Capitalismo puro y duro

El 1% más rico de España acapara el 22% de la riqueza de todo el país

Mientras el 50% de los hogares más pobres apenas llega al 8%
Eat the rich

A estas alturas de la vida ha quedado más que comprobado que la inflación es en parte como consecuencia del aumento indecente de los beneficios empresariales, estos acaban en los bolsillos de esa parte minúscula de la población que son los ricos, los cuales acaparan la mayor parte de las rentas y el patrimonio. En concreto más de la mitad del valor de la riqueza en España se concentraba en manos de apenas un 10 % de la población y el 1 % más acaudalado tenía una quinta parte, mientras el 50 % de los hogares más pobres apenas llegaba al 8 %.

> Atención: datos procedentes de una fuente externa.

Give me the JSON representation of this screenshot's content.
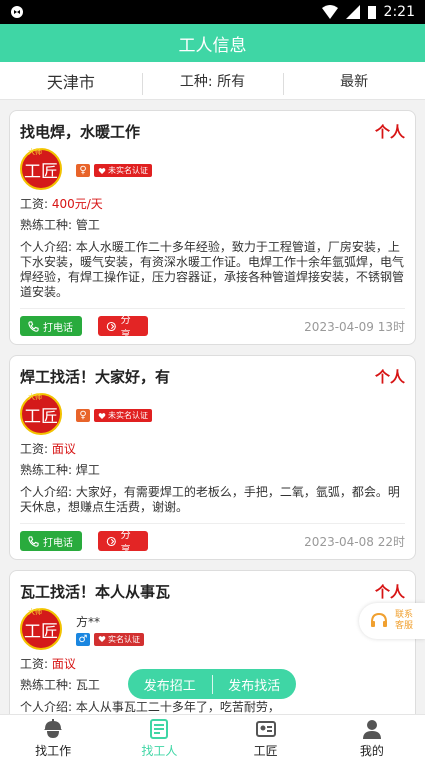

Los datos los aporta un informe publicado este lunes por Oxfam Intermón en donde se desvela que la desigualdad se está disparadando debido a que las empresas están acumulando más poder y dinero, sin que esto se repercuta en el resto de la sociedad. En concreto, destaca que los beneficios de las compañías han enriquecido “directamente a sus accionistas a costa de los trabajadores y las trabajadoras y de la inmensa mayoría de la población”. Es decir, que se han beneficiado las rentas de capital, concentradas en unas pocas personas, a costa de las rentas del trabajo, que son la inmensa mayoría de la sociedad.

El informe analiza cómo 50 de las principales empresas españolas contribuyen a agravar las desigualdades. La concentración extrema en sectores clave, como el eléctrico, donde un reducido número de actores domina hasta el 86,1 % del mercado, o el bancario, propicia comportamientos contrarios a los intereses de la mayoría de la ciudadanía.

“Los datos nos muestran una distribución desproporcionada con energéticas y bancos registrando crecientes beneficios, traducidos en retribuciones millonarias a accionistas y altos ejecutivos, mientras que 14 millones de personas en nuestro país ven cómo han aumentado los costes de su hipoteca y 17,1 % de personas no podía permitirse mantener su casa caliente”, señala Cortada. A pesar del aumento del 16 % en los beneficios, estas empresas apenas contribuyen al crecimiento del empleo, evidenciando una desconexión entre ganancias y generación de empleo a nivel nacional, pues tan solo aumentó un 0,1 % la plantilla de estos gigantes empresariales entre los que se encuentra Repsol, El Corte Inglés, Telefónica, Mapfre o Inditex. Este porcentaje contrasta con la evolución del empleo a nivel nacional, que creció un 3,1 % en 2022 y un 6,2 % desde 2020.

Por otro lado, la desigualdad de género persiste en estas empresas, con las mujeres ganando un 15 % menos que sus colegas masculinos en promedio. Además, la tendencia a reducir la presencia en guaridas fiscales se ha revertido en 2022, y el esfuerzo ambiental sigue siendo insuficiente y desigual.

A esta desigual tendencia se suma la evolución de la riqueza financiera: el peso de los activos financieros sobre la riqueza bruta casi se ha doblado en los últimos 20 años, y prácticamente el 80 % del valor de los mismos está en manos del 10 % más rico de la población española. La organización insiste además en que casi la mitad de las grandes empresas analizadas tienen un vínculo, ya sea por ser propietarios o por estar en los órganos directivos, con las personas que están en el 1 % más rico del país.